I found it highly amusing that the song is pretty much along the theme of “do you want fries with that”. But seriously, I am so impressed she has managed such a long and varied career and has made some super films along the way.
The support cast is rich with talent and recognisable faces. Nasser is all reasonable and understanding until someone disagrees with him, then it is “my way or the highway”. He is a great foil for Tarak. Mukesh Rishi is vile and compelling as Bhai Sahib, the big bad gangster. Rahul Dev is slimy Nair, who sparks about an hour of graphic violence including rape and torturing children. Sharat Saxena is the ultimate useless policeman who abdicates all responsibility to the vigilantism of Simhadri. Bhanu Chander has a small but pivotal role that relies on him never making a sensible decision. All of these actors are good, but all their characters need at least one tight slap or maybe a whack with the fancy significant weapon. You know I am close to despair when I can say truthfully that Brahmi and his character is one of the highlights. I also liked Rallapalli and Ragini as Indu’s carers, and Hema as the cheeky maid and confidante to Kasturi.

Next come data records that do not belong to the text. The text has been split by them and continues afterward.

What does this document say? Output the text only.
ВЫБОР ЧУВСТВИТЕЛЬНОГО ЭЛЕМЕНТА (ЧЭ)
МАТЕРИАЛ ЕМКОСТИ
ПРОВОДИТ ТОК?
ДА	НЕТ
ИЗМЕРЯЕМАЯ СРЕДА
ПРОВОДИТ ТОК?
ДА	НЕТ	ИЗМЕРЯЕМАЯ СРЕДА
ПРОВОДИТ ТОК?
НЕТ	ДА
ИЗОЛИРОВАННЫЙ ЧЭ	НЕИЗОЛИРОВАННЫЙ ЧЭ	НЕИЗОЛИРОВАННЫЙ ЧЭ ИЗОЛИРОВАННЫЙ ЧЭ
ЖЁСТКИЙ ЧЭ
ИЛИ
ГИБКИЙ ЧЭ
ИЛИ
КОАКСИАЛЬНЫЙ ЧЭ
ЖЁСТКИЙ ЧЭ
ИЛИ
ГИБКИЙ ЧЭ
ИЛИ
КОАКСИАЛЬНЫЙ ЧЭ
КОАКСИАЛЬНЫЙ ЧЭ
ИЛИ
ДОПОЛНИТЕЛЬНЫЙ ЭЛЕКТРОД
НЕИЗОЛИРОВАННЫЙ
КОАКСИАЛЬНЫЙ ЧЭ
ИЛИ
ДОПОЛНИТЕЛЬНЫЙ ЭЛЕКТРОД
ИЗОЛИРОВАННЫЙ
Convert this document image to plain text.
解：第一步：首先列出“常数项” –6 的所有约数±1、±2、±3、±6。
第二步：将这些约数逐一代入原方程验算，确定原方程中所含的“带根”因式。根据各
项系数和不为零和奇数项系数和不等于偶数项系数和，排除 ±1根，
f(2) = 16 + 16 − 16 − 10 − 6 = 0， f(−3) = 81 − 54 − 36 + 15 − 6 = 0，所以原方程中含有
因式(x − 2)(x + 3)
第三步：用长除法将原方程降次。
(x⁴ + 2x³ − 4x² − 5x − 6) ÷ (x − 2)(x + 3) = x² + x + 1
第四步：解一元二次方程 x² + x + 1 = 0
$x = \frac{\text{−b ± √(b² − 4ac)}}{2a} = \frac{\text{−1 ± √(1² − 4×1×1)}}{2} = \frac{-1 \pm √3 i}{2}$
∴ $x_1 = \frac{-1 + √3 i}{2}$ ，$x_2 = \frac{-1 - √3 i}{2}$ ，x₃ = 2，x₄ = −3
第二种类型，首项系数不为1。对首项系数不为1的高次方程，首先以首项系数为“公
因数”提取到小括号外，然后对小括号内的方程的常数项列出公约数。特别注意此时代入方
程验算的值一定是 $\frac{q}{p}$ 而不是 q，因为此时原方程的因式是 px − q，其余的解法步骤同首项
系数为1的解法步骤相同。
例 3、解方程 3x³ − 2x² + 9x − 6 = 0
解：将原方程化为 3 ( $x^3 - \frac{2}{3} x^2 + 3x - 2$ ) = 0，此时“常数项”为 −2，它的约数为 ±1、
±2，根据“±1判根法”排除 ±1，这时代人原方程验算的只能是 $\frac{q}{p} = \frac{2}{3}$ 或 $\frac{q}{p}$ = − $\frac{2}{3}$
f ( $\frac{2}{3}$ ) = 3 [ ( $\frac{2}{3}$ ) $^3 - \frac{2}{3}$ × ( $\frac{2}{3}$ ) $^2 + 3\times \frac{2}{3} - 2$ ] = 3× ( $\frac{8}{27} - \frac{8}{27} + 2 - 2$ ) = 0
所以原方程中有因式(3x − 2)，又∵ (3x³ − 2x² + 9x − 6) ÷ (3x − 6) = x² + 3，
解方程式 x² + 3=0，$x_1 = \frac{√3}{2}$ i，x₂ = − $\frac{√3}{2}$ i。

While the pace is a bit draggy, Rajamouli shines in the action sequences where he uses creative visuals to heighten the drama. Simhadri leaps over the threshold and is then seen landing on the road on a motorcycle. When Simhadri takes on Nair’s gang the fight is intercut with a religious festival, reinforcing that he is doing godly work and getting the adrenaline flowing. The final fight scene has Tarak moving at normal speed but the rowdies in slomo, which was an effective treatment compared with just speeding it all up.
There are some issues with the story, but this is not one to overthink the plot. I mean I can think of several other and better ways to solve the old “bomb in the suitcase” problem…but who wants the sensible masala version?
See this for all the mass tricks, a hero on his way to becoming a genuine star, and a director who backs himself to be playful with the big ticket elements. 3 ½ stars!